I totally understand what you're going through. I was a caregiver for my mom who had dementia, along with other health problems, heart disease, osteoporosis,etc., and after her two hip surgeries (one on her left and one on her right) after falling twice, she would no longer walk on her own or with a walker. She attempted to, but got weaker and weaker until she just sat around all day (she had a fear of falling again). She was 75 when she was diagnosed with ALZ and my father, who was 76 at the time, was a full-time caregiver. I worked full-time and lived an hour away and would take care of her on weekends while my dad had a getaway/respite to rest and not go crazy. So I had NO break and it was like working 7 days a week. I did this for 6 years. However, I had no young child (just four animal pets). Luckily I had a supportive husband who did the chores around the house while I was gone. His father passed away 11 years ago from Alzheimer's so he was very empathetic. Of course, my husband wanted me home more, but he understood it was temporary, we just didn't know for how long. My father also could not afford to put her in a home or ALF. I wish that there was a cure for ALZ and maybe there will be someday and there are only medications that help their memory loss but eventually that doesn't work. It was heartwrenching to see my mother's life deterioriate in front of our eyes. On days when I was emotional, I would not let her see me cry, I would go home and cry in the middle of the night because I was Mom's little girl (and the youngest daughter). I understand your feelings about putting her in a home or hospital, and if that's what you need to do to keep your sanity and take good care of your 4-year old, you should not feel guilty and do it. The most important thing is that she gets the proper care and attention. My mother always did better when she was in the nursing homes after her emergency visits to the hospital. But when she returned home, she would deteriorate all over again. I don't blame my father, he did the best he could without losing his sanity. He was and is old and needed to care for his own needs and health problems.

I wish there was a better system for taking care of our elderly. Unfortunately it's the family members that have to whether they have a job away from home or not (or young children or grandchildren) which is very common. Someday I think that will change, but it make take some time. I feel empathy for you.

Here in California, we have IHSS (In Home Support Services) in each county , which is a system where a family member or friend or whomever can get paid for taking care of their loved one. My dad was not able to get that since he lived with my mom. How unfortunate is that? We would help my mom and dad financially, but it's not easy to even do that every month when you get laid off or business is slow (which is the case for my eldest sister), or not receiving child support from a father who's an alcoholic and jobless (in the case of my other sister). So my father had to deal with not having food in the house until the 1st and a reverse mortgage and continuing credit care debt.
I prayed for you, your Mom and your 4-year old, and I wish you the best.
God Bless You.

By my7rum on Sep 11, 2016 - 12:24 PM | Like (0)  |  Report

I am taking care of my Mother as well . Yes I know you have your hands full . Please hang in there for her , you only get one Mother . I could never see my Mother in a Home , they don't take good care of them not like one of her own would care for her . I know its hard but for her and for knowing you did all you could for her , please hang in there .

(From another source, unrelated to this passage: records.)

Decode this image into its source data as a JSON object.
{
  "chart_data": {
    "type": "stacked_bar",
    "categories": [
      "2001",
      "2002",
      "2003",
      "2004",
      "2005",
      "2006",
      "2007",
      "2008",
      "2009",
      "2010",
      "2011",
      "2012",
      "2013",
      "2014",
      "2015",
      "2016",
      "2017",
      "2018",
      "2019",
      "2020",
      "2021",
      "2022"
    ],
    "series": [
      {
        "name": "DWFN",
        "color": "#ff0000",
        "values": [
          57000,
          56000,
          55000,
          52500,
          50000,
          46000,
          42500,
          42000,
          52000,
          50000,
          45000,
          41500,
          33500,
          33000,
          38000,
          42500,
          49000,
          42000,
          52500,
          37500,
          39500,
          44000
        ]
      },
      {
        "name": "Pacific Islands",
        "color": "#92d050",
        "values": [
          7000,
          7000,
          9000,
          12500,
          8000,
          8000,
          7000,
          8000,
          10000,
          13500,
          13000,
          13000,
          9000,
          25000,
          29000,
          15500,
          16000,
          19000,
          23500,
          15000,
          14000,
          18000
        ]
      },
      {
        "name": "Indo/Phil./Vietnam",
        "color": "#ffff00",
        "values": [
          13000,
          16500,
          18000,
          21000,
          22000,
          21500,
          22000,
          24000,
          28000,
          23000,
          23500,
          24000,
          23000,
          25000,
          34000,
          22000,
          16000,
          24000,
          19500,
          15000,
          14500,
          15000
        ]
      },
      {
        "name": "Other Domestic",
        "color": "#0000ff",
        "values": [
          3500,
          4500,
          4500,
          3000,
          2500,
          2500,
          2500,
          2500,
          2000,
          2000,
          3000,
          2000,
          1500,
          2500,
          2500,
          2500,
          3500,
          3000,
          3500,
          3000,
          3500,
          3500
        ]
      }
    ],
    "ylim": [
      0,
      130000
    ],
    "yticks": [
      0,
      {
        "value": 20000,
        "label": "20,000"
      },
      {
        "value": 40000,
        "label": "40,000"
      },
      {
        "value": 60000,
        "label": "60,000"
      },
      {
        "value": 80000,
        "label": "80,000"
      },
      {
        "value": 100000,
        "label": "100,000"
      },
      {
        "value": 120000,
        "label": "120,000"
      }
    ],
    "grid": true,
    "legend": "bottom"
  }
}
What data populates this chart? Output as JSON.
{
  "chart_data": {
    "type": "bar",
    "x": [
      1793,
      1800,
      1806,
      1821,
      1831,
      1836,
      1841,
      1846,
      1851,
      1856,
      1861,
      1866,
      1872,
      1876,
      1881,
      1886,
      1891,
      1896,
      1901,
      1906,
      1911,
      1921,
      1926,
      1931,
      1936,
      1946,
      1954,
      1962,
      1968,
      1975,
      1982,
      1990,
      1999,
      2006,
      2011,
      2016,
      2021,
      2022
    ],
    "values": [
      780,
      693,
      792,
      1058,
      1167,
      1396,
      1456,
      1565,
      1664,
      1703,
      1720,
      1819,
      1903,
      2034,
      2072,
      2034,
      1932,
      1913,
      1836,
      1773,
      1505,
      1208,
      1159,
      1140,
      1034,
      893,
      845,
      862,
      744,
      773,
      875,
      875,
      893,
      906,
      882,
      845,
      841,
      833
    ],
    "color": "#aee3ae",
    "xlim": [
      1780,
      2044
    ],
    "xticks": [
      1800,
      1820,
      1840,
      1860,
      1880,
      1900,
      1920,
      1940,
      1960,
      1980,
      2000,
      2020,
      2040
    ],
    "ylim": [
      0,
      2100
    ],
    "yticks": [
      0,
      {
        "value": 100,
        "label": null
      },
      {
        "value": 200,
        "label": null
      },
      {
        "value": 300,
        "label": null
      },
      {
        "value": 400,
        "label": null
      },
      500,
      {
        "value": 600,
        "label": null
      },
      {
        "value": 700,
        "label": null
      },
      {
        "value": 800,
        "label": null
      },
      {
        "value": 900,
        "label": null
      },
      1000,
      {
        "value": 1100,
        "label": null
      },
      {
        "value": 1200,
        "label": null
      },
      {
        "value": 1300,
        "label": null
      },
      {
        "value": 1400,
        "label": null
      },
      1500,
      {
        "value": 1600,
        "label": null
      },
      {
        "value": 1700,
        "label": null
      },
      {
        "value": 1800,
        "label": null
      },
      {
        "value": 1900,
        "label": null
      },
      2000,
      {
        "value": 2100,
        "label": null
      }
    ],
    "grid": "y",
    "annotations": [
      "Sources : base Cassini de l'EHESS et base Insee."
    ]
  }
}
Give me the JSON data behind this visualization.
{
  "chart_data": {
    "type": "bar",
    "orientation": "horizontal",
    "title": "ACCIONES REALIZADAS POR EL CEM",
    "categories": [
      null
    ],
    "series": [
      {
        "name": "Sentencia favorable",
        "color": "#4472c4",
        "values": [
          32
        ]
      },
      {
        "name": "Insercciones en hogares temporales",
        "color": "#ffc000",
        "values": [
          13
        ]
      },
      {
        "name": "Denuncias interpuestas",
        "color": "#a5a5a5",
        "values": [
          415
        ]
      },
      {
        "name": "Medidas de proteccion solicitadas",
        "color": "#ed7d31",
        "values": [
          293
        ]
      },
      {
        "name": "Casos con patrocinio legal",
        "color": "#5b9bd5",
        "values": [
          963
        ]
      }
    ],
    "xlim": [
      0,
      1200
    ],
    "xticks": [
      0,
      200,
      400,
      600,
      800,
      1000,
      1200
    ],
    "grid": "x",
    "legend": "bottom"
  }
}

By usheroes on Sep 25, 2016 - 09:00 AM | Like (0)  |  Report

What I did was ask local churches if they had someone willing to work for $10 an hour and come in a few hours of the day. I spend most of my paycheck doing this but it relieves my mind. And working (even if I have to spend my paycheck) gets me out and relieves the stress.

I have a wonderful caregiver that only lives a few miles from my dad! god has been good to me in this, and I thought I would literally lose my mind before coming up with this solution.